Stubbs looked alarmed.

"Don't ask me to do that," he said. "Me and Dick are pals."

"Just as I supposed. In that case you require a dose of the same medicine," and Achilles made a threatening demonstration with the rawhide.

"Don't do it," cried Stubbs, affrighted.

"Then will you do as I say?"

"Yes, yes."

"Will you lay it on well?"

"Yes," answered Stubbs, who, forced to choose between his own skin and Hayden's, was influenced by a regard for his own person.

Dick Hayden listened to this conference with lowering brow. He did not think Stubbs would dare to hit him. But he was destined to find himself unpleasantly surprised.

Stubbs took the hide from the hands of the giant, and anxious to conciliate his powerful antagonist laid it with emphasis on Hayden, already smarting from his former castigation.

"I'll kill you for that, Bob Stubbs!" he yelled, almost frothing at the mouth with rage.

"I had to do it, Dick!" said Stubbs, apologetically. "You heard what he said."

"I don't care what he said. To spare your own miserable carcass, you struck your friend. But I am your friend no longer. I'll have it out of you!"

"Come, Kit, you are revenged," said the giant. "Now let us hurry on to the circus. There's a team in the road below. I think I can make a bargain with Mr. Stover to carry us all the way."

They found Mr. Stover waiting for them.

"Well," he said, "how did you make out?"

"Suppose you look back and see!"

Stover did look, and to his amazement he saw Dick Hayden and Bob Stubbs rolling on the ground, each holding the other in a fierce embrace. Hayden had attacked Stubbs, and though the latter tried hard to avoid a combat he was forced into it. Then, finding himself pushed, he fought as well as he could. Fortune favored him, for Dick Hayden tripped, and in so doing sprained his ankle. He fell with a groan, and Stubbs, glad to escape, left him in haste, and made the best of his way home.

It was not until several hours afterwards that Hayden was found by another party, and carried home, where he was confined for a fortnight.
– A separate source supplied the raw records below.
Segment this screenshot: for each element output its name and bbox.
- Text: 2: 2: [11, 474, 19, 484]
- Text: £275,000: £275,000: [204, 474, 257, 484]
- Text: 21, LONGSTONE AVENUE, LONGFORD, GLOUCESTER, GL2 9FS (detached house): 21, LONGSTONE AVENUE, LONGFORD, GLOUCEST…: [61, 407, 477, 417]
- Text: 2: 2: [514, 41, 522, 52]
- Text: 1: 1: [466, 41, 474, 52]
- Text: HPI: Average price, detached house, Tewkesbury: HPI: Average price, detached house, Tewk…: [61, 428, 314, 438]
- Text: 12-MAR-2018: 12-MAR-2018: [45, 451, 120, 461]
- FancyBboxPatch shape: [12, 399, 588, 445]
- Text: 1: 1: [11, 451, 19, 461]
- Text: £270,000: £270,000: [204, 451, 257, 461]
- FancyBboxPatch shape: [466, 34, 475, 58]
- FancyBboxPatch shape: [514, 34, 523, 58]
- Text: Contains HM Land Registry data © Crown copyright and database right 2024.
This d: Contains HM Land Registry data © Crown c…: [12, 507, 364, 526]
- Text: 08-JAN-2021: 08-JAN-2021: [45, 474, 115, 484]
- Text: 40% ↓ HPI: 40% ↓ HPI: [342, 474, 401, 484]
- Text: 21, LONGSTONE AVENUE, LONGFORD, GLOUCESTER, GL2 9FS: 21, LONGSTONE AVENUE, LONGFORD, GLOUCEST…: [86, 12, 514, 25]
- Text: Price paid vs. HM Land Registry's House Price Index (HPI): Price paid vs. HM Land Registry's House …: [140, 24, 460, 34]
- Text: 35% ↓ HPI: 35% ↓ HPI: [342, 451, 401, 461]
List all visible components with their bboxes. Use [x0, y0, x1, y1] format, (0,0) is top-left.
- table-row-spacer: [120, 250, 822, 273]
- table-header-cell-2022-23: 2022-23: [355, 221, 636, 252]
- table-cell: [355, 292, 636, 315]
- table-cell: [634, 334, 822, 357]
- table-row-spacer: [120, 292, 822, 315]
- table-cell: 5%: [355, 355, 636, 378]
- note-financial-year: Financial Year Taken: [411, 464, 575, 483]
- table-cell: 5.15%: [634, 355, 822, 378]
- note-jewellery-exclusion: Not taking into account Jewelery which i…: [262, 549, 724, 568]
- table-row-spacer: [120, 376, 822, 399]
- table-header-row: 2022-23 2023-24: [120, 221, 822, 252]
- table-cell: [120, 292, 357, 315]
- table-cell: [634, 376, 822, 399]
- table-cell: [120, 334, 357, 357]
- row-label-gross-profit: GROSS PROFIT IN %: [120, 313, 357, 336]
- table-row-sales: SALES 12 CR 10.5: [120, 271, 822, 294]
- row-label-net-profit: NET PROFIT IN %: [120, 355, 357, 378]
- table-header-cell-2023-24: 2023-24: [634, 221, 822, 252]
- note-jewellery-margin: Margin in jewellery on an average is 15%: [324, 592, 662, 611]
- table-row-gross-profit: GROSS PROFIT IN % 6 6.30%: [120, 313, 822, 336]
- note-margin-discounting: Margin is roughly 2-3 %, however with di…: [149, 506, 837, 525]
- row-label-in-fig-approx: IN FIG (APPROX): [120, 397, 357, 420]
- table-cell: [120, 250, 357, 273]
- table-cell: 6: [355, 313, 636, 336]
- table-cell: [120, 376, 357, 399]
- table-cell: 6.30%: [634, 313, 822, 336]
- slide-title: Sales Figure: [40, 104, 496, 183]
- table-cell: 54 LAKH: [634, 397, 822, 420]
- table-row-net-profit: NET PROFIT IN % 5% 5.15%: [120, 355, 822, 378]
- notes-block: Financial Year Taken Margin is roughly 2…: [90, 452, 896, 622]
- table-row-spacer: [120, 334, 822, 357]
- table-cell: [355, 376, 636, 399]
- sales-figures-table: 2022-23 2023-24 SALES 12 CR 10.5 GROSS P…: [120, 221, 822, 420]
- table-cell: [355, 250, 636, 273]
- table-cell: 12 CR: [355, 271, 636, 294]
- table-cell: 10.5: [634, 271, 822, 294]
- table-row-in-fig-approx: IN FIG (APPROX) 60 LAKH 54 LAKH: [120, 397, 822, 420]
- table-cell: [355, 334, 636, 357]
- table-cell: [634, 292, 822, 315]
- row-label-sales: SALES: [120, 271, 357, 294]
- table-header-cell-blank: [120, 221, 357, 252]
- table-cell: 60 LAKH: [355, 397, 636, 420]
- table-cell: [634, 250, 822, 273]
This was fortunate for Kit and the giant, for he had intended to make a formal complaint before a justice of the peace which might have resulted in the arrest and detention of one or both. But his sprained ankle gave him so much pain that it drove all other thoughts out of his head for the time being.

Mr. Stover was induced by an unusually liberal offer to convey the two friends to the next town, where they found their circus friends wondering what had become of them. Kit was none the worse for his experience, though it had been far from pleasant, and performed that afternoon and evening with his usual spirit and success.

He told Achilles how he had been rescued by Janet Hayden, and the latter said with emphasis: "The girl's a trump! She has probably saved your life! That brute, her father, wouldn't shrink from any violence, no matter how great. You ought to make her some acknowledgment, Kit."

"I wouldn't dare to," answered the young acrobat. "If her father should find out what she did for me, I am afraid her life would not be safe."